Current reports about the likely spread of Ebola show threats to the world's health are not over. Such threats of deadly pandemics can still meet with haphazard responses.
But beyond pandemics, which are widely reported, the truly shocking figures are the ones that hardly ever reach the headlines, like that of seven million children dying every year from preventable diseases.
But global health has massively improved since 1918 and there are numerous untold success stories. Polio, one of the deadliest scourges of mankind, is nearly eradicated thanks to the combined efforts of UN agencies and private charities like the Gates Foundation and Rotary.
What are MOOCS?
MOOCs stands for massive open online courses and are a new way of learning from the world's leading academics. The BBC is launching four WW1 MOOCs, working with leading universities.

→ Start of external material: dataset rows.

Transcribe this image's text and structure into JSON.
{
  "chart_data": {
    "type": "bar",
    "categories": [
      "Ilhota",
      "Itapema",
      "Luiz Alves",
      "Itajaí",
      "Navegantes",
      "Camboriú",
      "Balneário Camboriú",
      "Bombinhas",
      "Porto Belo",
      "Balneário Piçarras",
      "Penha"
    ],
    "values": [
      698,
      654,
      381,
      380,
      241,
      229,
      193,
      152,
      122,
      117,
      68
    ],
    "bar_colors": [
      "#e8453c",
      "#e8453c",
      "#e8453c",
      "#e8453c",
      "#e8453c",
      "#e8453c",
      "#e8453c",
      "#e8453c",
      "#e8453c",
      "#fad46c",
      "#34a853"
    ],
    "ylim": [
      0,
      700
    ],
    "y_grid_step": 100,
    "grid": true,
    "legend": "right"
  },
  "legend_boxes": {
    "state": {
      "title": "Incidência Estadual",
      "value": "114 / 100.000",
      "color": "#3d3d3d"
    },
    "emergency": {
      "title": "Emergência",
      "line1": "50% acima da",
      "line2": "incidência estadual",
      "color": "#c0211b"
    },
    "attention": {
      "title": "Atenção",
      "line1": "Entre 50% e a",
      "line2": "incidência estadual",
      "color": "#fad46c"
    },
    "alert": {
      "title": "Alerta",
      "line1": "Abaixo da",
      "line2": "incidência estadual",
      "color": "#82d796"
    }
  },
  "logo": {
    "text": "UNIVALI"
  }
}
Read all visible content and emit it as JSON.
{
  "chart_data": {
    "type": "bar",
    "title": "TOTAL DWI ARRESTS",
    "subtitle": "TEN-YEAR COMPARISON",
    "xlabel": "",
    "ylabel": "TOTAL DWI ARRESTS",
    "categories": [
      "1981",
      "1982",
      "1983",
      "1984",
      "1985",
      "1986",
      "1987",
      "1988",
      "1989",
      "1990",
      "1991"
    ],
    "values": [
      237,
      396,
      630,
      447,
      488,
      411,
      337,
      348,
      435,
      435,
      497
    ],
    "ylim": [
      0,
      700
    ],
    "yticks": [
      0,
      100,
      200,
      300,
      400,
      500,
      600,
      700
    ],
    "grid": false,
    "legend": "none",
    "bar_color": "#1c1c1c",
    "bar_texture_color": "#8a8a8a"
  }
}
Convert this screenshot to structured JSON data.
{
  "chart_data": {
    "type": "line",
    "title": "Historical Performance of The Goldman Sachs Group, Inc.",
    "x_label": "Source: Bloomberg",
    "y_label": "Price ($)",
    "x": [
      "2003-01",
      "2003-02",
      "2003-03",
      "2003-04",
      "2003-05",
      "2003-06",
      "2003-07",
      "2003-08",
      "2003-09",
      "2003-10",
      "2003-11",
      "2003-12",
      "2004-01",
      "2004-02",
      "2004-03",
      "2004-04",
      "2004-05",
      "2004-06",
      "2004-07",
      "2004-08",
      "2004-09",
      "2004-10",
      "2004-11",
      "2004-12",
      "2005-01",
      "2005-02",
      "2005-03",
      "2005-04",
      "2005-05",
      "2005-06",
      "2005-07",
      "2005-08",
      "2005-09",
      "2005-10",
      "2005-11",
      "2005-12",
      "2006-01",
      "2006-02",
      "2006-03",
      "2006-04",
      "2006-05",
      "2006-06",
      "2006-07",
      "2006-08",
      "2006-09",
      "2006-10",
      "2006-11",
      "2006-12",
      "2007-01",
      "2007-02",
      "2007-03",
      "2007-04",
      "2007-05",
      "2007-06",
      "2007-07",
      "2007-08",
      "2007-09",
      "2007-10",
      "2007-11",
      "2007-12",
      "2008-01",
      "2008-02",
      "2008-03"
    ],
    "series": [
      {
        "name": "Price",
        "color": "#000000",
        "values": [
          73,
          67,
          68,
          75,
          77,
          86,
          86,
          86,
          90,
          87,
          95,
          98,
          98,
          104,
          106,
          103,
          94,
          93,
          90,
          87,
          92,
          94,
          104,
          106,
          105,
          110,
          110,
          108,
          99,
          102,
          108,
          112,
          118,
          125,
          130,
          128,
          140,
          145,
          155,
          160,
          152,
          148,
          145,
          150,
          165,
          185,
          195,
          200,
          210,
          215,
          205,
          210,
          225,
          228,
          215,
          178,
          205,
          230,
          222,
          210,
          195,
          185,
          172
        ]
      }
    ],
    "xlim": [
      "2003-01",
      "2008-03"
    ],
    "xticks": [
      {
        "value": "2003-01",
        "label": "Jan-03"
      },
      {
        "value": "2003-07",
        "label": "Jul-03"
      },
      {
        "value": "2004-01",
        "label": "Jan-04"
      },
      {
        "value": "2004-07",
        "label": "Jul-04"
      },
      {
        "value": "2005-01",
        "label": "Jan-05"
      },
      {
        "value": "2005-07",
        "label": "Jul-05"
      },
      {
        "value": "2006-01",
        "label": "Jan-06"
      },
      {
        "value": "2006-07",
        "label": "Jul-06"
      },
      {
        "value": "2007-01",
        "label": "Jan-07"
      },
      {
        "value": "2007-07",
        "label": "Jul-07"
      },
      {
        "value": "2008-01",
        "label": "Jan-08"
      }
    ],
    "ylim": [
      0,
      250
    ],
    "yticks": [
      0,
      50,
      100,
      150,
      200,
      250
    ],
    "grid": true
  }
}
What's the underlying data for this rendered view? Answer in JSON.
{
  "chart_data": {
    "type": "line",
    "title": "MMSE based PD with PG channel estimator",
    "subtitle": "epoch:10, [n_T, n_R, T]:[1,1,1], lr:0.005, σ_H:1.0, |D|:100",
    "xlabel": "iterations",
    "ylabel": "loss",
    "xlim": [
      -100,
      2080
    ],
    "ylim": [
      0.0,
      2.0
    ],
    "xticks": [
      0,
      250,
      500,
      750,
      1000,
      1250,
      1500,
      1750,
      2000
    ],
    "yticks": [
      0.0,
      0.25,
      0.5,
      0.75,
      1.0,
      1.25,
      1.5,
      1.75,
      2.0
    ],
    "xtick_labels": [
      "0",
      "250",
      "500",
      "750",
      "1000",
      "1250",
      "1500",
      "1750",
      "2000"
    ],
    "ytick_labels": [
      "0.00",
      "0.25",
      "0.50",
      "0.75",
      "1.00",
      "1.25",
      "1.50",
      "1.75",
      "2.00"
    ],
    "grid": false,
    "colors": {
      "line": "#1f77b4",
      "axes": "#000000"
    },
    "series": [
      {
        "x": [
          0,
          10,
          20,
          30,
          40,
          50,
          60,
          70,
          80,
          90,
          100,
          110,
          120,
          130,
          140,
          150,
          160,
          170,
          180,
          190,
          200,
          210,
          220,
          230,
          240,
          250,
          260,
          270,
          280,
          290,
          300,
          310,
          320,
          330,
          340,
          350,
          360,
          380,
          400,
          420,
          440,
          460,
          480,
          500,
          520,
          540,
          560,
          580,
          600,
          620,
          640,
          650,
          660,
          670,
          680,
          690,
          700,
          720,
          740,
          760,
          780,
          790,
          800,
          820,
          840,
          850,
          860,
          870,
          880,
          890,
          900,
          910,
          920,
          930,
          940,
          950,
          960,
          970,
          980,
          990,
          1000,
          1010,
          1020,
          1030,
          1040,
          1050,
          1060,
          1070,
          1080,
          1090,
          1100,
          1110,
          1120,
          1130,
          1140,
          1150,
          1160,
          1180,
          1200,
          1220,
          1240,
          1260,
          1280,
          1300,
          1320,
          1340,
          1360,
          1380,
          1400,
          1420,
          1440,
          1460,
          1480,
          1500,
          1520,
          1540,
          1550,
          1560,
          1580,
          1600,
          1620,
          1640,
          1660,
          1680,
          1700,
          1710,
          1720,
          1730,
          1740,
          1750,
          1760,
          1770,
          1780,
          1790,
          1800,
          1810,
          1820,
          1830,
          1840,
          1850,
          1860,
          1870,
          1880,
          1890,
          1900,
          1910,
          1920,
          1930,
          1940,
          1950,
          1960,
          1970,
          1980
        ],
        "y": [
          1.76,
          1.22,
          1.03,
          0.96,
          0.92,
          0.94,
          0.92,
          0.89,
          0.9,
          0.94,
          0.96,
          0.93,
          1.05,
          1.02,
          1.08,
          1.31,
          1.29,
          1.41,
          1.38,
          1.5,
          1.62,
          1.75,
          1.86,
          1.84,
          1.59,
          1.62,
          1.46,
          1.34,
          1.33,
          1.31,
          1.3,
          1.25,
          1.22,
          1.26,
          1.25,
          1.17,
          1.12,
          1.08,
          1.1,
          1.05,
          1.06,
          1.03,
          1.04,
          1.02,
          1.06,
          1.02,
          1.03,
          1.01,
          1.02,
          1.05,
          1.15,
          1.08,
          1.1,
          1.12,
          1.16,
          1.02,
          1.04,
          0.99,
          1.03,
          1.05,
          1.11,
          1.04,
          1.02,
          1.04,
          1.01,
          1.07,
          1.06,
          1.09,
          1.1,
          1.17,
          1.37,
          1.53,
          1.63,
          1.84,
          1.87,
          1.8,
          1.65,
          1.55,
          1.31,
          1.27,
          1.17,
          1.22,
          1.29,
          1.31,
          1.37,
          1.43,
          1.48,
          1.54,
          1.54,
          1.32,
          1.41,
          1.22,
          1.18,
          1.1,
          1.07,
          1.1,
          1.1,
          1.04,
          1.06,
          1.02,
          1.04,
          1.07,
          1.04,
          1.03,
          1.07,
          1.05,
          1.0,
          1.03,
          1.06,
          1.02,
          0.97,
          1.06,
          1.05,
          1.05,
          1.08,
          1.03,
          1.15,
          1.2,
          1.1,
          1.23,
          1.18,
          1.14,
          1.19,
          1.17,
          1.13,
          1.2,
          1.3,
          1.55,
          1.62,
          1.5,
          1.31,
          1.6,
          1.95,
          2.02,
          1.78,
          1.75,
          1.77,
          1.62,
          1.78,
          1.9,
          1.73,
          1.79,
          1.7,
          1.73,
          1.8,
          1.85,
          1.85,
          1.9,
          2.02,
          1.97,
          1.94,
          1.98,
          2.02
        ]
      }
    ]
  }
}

- Paris 1919 - A New World Order? University of Glasgow
- Aviation Comes of Age, University of Birmingham
- Changing Faces of Heroism, University of Leeds
- Trauma and Memory, The Open University
Explore the courses by registering here.
Where the League relied on telegraphs to spread information, the World Health Organization now holds the means to prepare for health emergencies. And while millions died of Spanish Flu, research and international co-operation have helped us to deal with risks of more recent influenza epidemics.
But the key challenge remains, outside dramatic outbreaks like those of Ebola today or of the Spanish Flu almost a century ago, global health too often remains a side-issue.
In a year that marks the centenary of WW1, it deserves our full attention and the League's network on global health still has much to teach us.